To Moore, his work on the New Work Miami exhibition is a way to keep the show rooted in Miami. ”We haven’t really figured it all out yet, but this will be a way to establish situations and context between the artists in the New Work show, as well as work with the abstracted vernacular of Miami, such as glass brick, plants and Miami baroque-mansions architecture.”
Locust Projects
In the Design District, Locust Projects has the first Miami solo exhibition by New York-based Adam Putnam, a veteran of the 2008 Whitney Biennial. Putnam is interested in the thresholds between inside and outside spaces, and the main gallery of Locust has been darkened — with the installation featuring photos, film projections and fragments of objects.
From plywood and cardboard, Putnam has built pillars and other architectural elements, a cross between gothic vaults, Romanesque abbeys and crypts. It’s meant to explore memory and perspective. Video cameras tape viewers, with the resulting footage played back on spooky surfaces: Viewers can see themselves in a real-time film, looking either confused or intrigued.
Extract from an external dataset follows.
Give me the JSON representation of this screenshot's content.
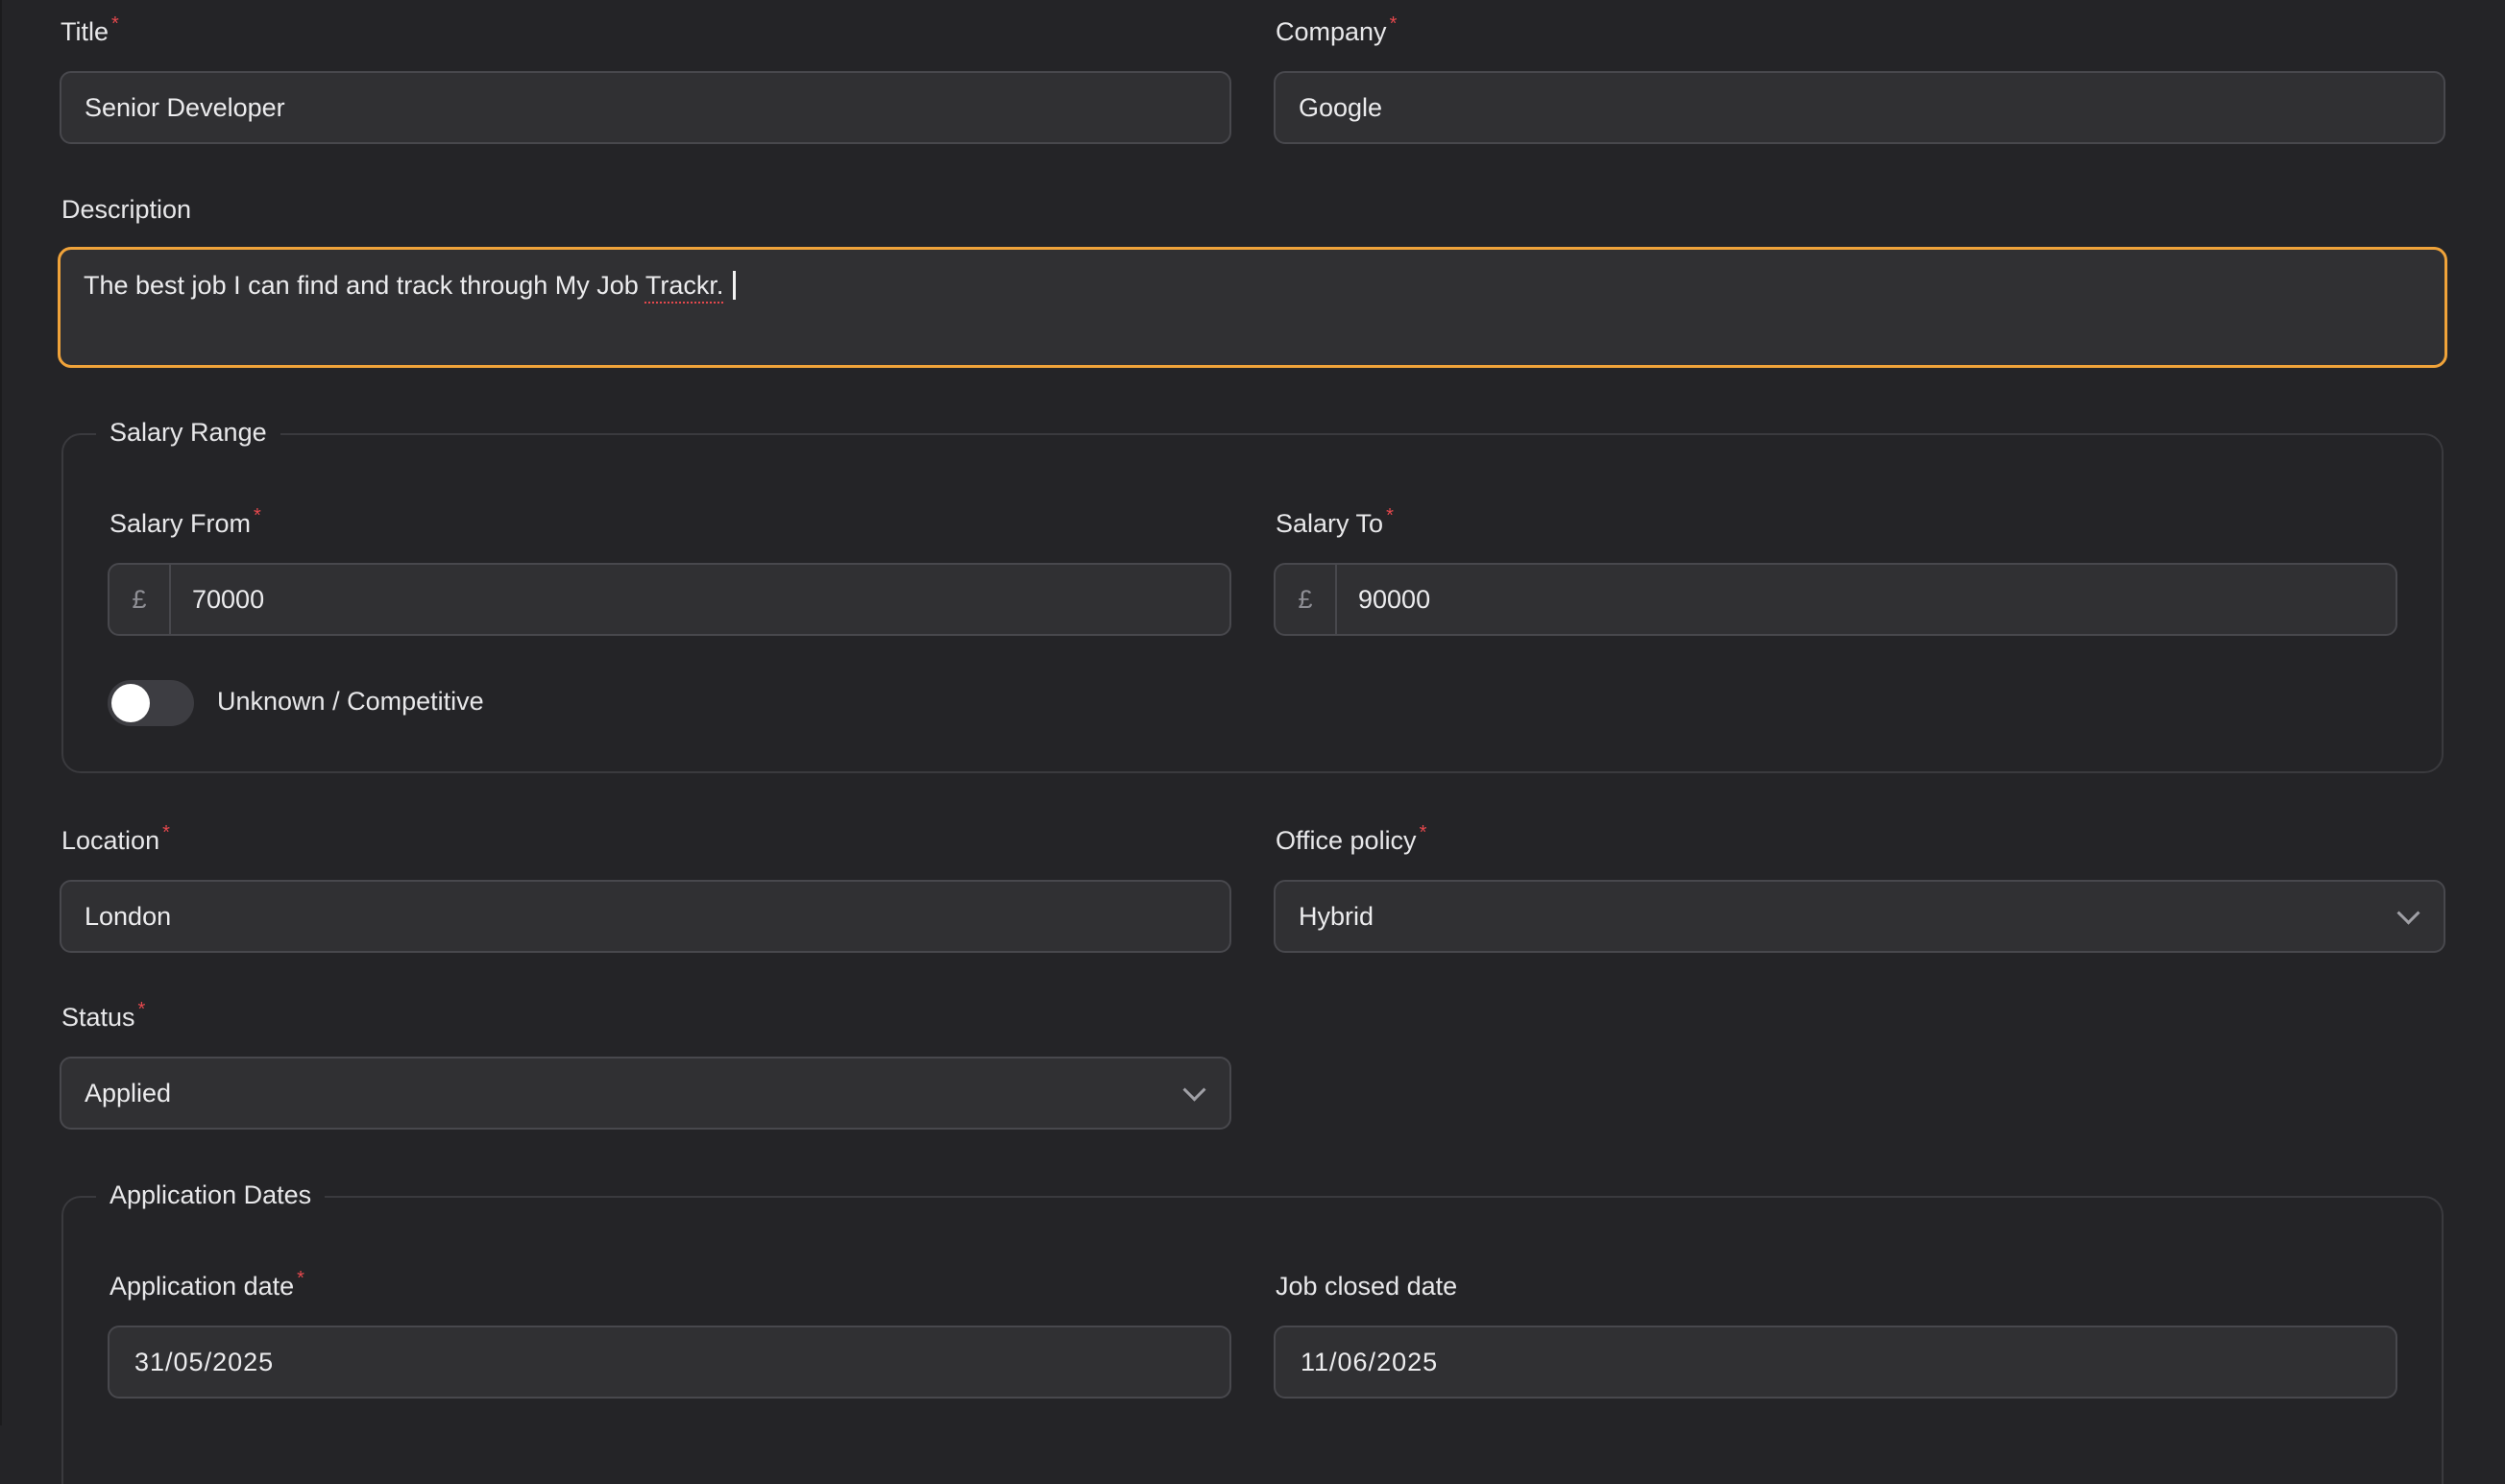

In the smaller Project Room, Locust and the curatorial group Site95 are presenting the first installment of the roving City Limits exhibition. Washington-based artist John James Anderson, who has shown at the Corcoran Gallery of Art, leads off with Maintenance Required. For the piece, Anderson charted broken D.C. fire hydrants on maps, motivated by the hydrant failures that occurred in the 2007 Eastern Market fires. The Project Room installation has sculptures of fire hydrants. Images of hydrants are also featured on more than 30 bus shelters around Miami, part of Locust Projects’ Out of the Box public art initiative.
In the performance piece JOB Creation Process, Anderson hands out flyers around D.C., with each containing historical insights into the role of money and commerce. For his Hours of Labor installation, Anderson hired day laborers to help him create objects, forging some interesting cultural exchanges with the laborers.
To hire day laborers, Anderson would show up at the local Home Depot, where he would encounter a wide range of Central and South Americans looking for work. The wall text for Hours of Labor whimsically declares that “Bolivians don’t play golf,” and the rage for golf among tourists and the upper classes has not made some native Bolivians happy. One Bolivian outside Home Depot, identified only as Mauricio, was particularly emphatic to Anderson: “Mauricio tells me that capitalist enterprise has turned Bolivia into nothing but golf courses.”